= Love Against Homosexuality =

Ukrainian civil society movement

Love Against Homosexuality (Ukrainian: Любов проти гомосексуалізму, Liubov proty homoseksualizmu) is a Ukrainian civil society movement that claims to protect traditional family, freedom of speech, and freedom of religion, and oppose propaganda of homosexuality. It was founded in 2003.

==Position==
In its manifesto the organization stated that sexual minorities want to establish a totalitarian regime that would stifle any dissenting thought, that it is necessary to talk about the discrimination of heterosexuals, and that "all dissidents who call homosexuality a sin, amoral behaviour, and perversion are being persecuted, laughed out, penalized, exposed to accusations of "intolerance". Further, the manifesto claims that homosexuality is a parasite because it may exist only due to heterosexuals' procreation, that it hates family, and that homosexuality and family are antonyms, and therefore they work for the legalization of gay marriage in order to erode the concept of family.

Blogger Anatoly Shariy, who was a member of the Organizing Committee of the movement, stated: "The danger is that sometimes skinheads want to join the movement, [our] movement has nothing to do with that... They [homosexual people] should sit and be happy that they are not getting killed. (...) From their side should be respect; on my part, there is nothing to respect them for, [they are] sick people." According to Shariy, the ultimate goal of Love Against Homosexuality is the following: "... homosexual people stay in their apartments and won't come out to streets, to mass media, and won't propagate their life style" and "we demand criminal liability for propaganda of homosexualism".

== Activities ==
Since 2003, the movement has organized regular demonstrations in Kyiv, typically under banners such as "Homosexuality is AIDS", or "Homosexuality is sin", or "Ukraine is a Christian country". In 2014, the movement appealed to mayor Vitali Klitschko and President Petro Poroshenko with the demand to forbid the Kyiv Gay Pride as an amoral event taking place during the civil strife.
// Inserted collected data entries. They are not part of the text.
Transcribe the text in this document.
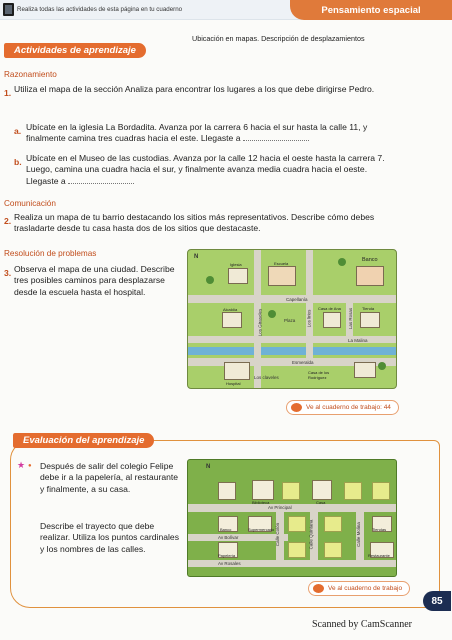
Realiza todas las actividades de esta página en tu cuaderno	Pensamiento espacial
Actividades de aprendizaje
Ubicación en mapas. Descripción de desplazamientos
Razonamiento
1. Utiliza el mapa de la sección Analiza para encontrar los lugares a los que debe dirigirse Pedro.
a. Ubícate en la iglesia La Bordadita. Avanza por la carrera 6 hacia el sur hasta la calle 11, y finalmente camina tres cuadras hacia el este. Llegaste a
b. Ubícate en el Museo de las custodias. Avanza por la calle 12 hacia el oeste hasta la carrera 7. Luego, camina una cuadra hacia el sur, y finalmente avanza media cuadra hacia el oeste. Llegaste a
Comunicación
2. Realiza un mapa de tu barrio destacando los sitios más representativos. Describe cómo debes trasladarte desde tu casa hasta dos de los sitios que destacaste.
Resolución de problemas
3. Observa el mapa de una ciudad. Describe tres posibles caminos para desplazarse desde la escuela hasta el hospital.
Capellanía
Plaza
La Malina
Esmeralda
Los Girasoles	Los lirios	Las Rosas
Los claveles
N
Iglesia	Escuela
Banco
Alcaldía	Casa de Ana	Tienda
Hospital
Casa de los Rodríguez
Ve al cuaderno de trabajo: 44
Evaluación del aprendizaje
★ ● Después de salir del colegio Felipe debe ir a la papelería, al restaurante y finalmente, a su casa.
Describe el trayecto que debe realizar. Utiliza los puntos cardinales y los nombres de las calles.
Av Principal
Av Bolívar
Av Rosales
Calle Colón	Calle Quintana	Calle Molina
N
Biblioteca	Casa
Banco	Supermercado	Tiendas
Papelería	Restaurante
Ve al cuaderno de trabajo
85
Scanned by CamScanner
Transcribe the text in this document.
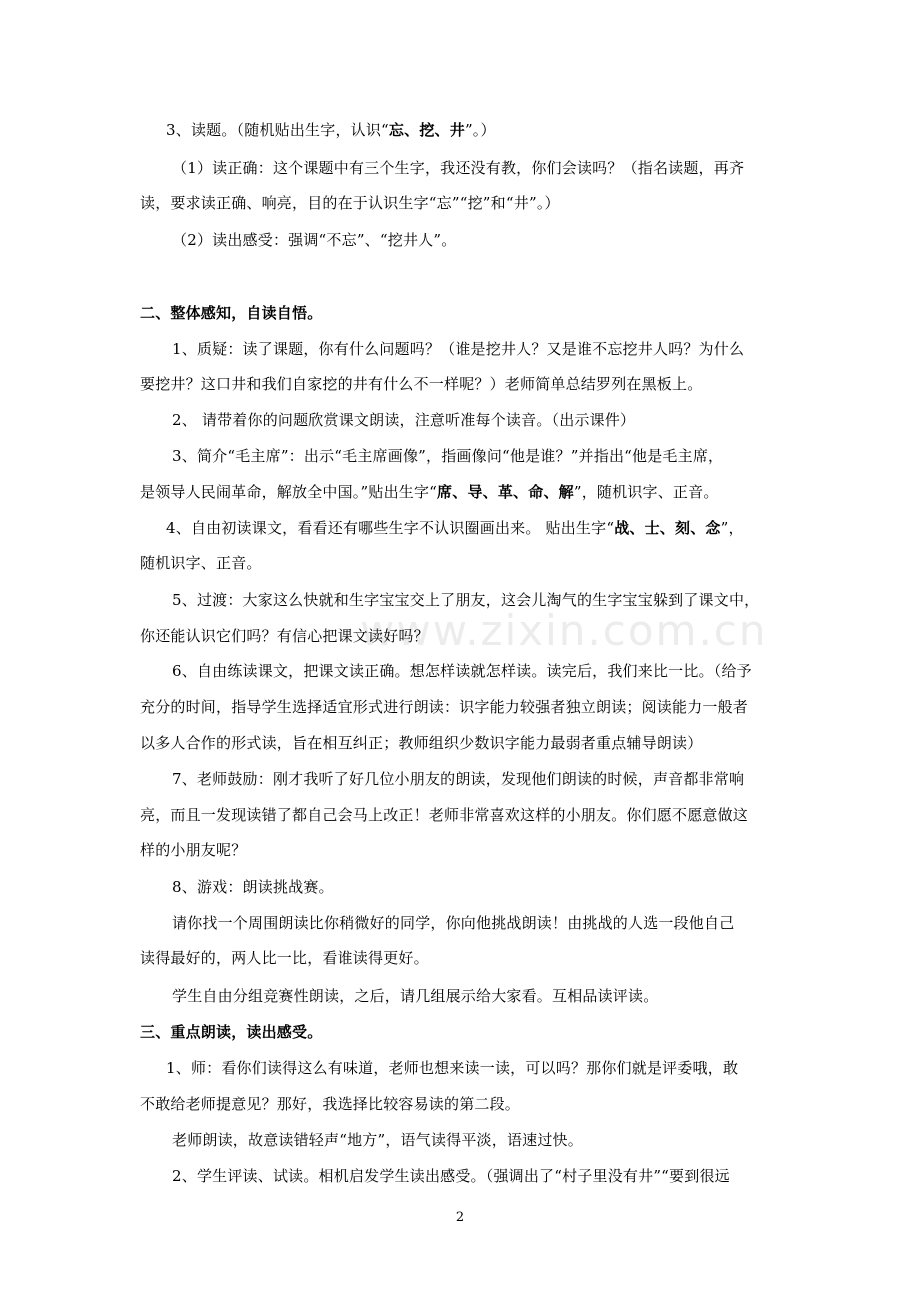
www.zixin.com.cn
3、读题。（随机贴出生字，认识“忘、挖、井”。）
（1）读正确：这个课题中有三个生字，我还没有教，你们会读吗？（指名读题，再齐
读，要求读正确、响亮，目的在于认识生字“忘”“挖”和“井”。）
（2）读出感受：强调“不忘”、“挖井人”。
二、整体感知，自读自悟。
1、质疑：读了课题，你有什么问题吗？（谁是挖井人？又是谁不忘挖井人吗？为什么
要挖井？这口井和我们自家挖的井有什么不一样呢？）老师简单总结罗列在黑板上。
2、 请带着你的问题欣赏课文朗读，注意听准每个读音。（出示课件）
3、简介“毛主席”：出示“毛主席画像”，指画像问“他是谁？”并指出“他是毛主席，
是领导人民闹革命，解放全中国。”贴出生字“席、导、革、命、解”，随机识字、正音。
4、自由初读课文，看看还有哪些生字不认识圈画出来。 贴出生字“战、士、刻、念”，
随机识字、正音。
5、过渡：大家这么快就和生字宝宝交上了朋友，这会儿淘气的生字宝宝躲到了课文中，
你还能认识它们吗？有信心把课文读好吗？
6、自由练读课文，把课文读正确。想怎样读就怎样读。读完后，我们来比一比。（给予
充分的时间，指导学生选择适宜形式进行朗读：识字能力较强者独立朗读；阅读能力一般者
以多人合作的形式读，旨在相互纠正；教师组织少数识字能力最弱者重点辅导朗读）
7、老师鼓励：刚才我听了好几位小朋友的朗读，发现他们朗读的时候，声音都非常响
亮，而且一发现读错了都自己会马上改正！老师非常喜欢这样的小朋友。你们愿不愿意做这
样的小朋友呢？
8、游戏：朗读挑战赛。
请你找一个周围朗读比你稍微好的同学，你向他挑战朗读！由挑战的人选一段他自己
读得最好的，两人比一比，看谁读得更好。
学生自由分组竞赛性朗读，之后，请几组展示给大家看。互相品读评读。
三、重点朗读，读出感受。
1、师：看你们读得这么有味道，老师也想来读一读，可以吗？那你们就是评委哦，敢
不敢给老师提意见？那好，我选择比较容易读的第二段。
老师朗读，故意读错轻声“地方”，语气读得平淡，语速过快。
2、学生评读、试读。相机启发学生读出感受。（强调出了“村子里没有井”“要到很远
2
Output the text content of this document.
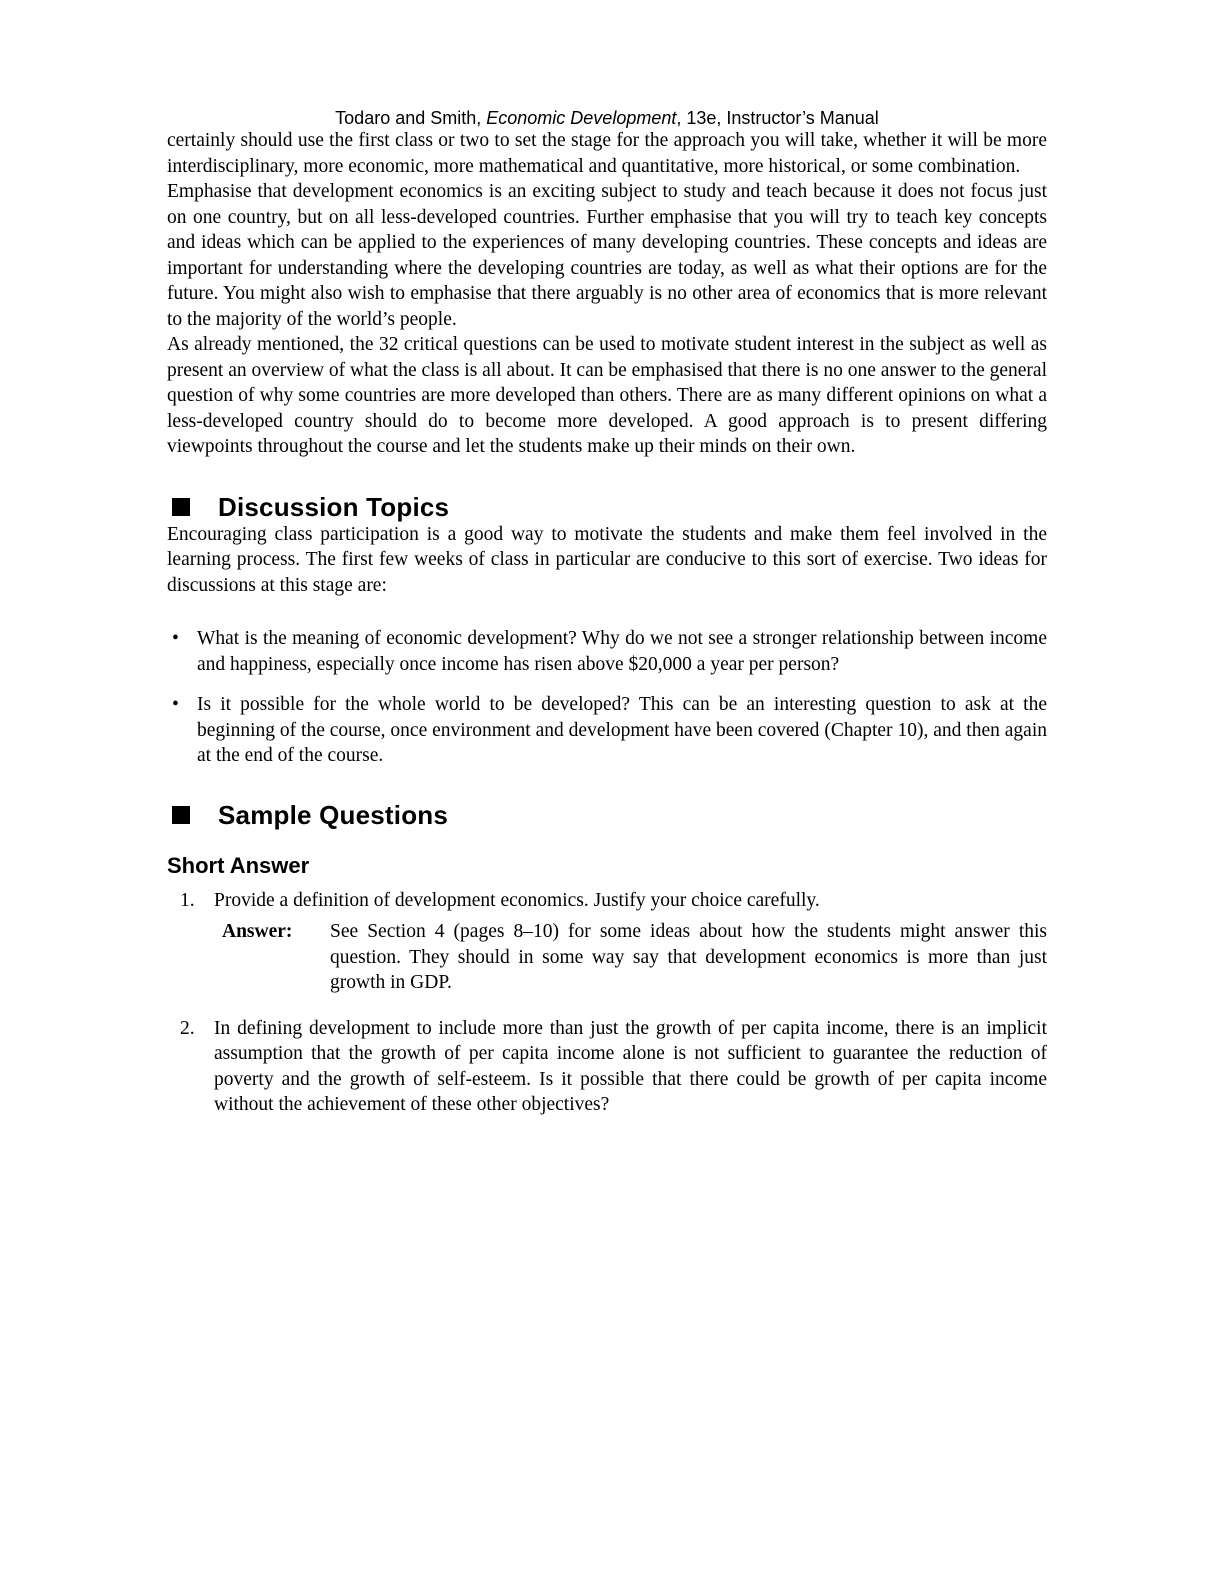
Todaro and Smith, Economic Development, 13e, Instructor’s Manual

certainly should use the first class or two to set the stage for the approach you will take, whether it will be more interdisciplinary, more economic, more mathematical and quantitative, more historical, or some combination.

Emphasise that development economics is an exciting subject to study and teach because it does not focus just on one country, but on all less-developed countries. Further emphasise that you will try to teach key concepts and ideas which can be applied to the experiences of many developing countries. These concepts and ideas are important for understanding where the developing countries are today, as well as what their options are for the future. You might also wish to emphasise that there arguably is no other area of economics that is more relevant to the majority of the world’s people.

As already mentioned, the 32 critical questions can be used to motivate student interest in the subject as well as present an overview of what the class is all about. It can be emphasised that there is no one answer to the general question of why some countries are more developed than others. There are as many different opinions on what a less-developed country should do to become more developed. A good approach is to present differing viewpoints throughout the course and let the students make up their minds on their own.

Discussion Topics

Encouraging class participation is a good way to motivate the students and make them feel involved in the learning process. The first few weeks of class in particular are conducive to this sort of exercise. Two ideas for discussions at this stage are:

• What is the meaning of economic development? Why do we not see a stronger relationship between income and happiness, especially once income has risen above $20,000 a year per person?
• Is it possible for the whole world to be developed? This can be an interesting question to ask at the beginning of the course, once environment and development have been covered (Chapter 10), and then again at the end of the course.
Sample Questions
Short Answer
1. Provide a definition of development economics. Justify your choice carefully.
Answer: See Section 4 (pages 8–10) for some ideas about how the students might answer this question. They should in some way say that development economics is more than just growth in GDP.
2. In defining development to include more than just the growth of per capita income, there is an implicit assumption that the growth of per capita income alone is not sufficient to guarantee the reduction of poverty and the growth of self-esteem. Is it possible that there could be growth of per capita income without the achievement of these other objectives?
On 18 June 2017, again, a protest against the Gay Pride was organized.

On 4 April 2018, thousands of protestors gathered in the government quarter under banners such as "The Initiators of the anti-family initiatives to be prosecuted". The main demands included: to exclude from the "National strategy in the field of human rights in the period up to 2020" provisions that were directed at legalization of same-sex partnerships; to maintain in the Constitution of Ukraine the article that defines "marriage" as exclusively between man and woman; to exclude from the labour code definitions "sexual orientations" and "gender identity" as "ideological" and "anti-scientific"; to pass a law on forbidding the "propaganda of homosexuality" in Ukraine.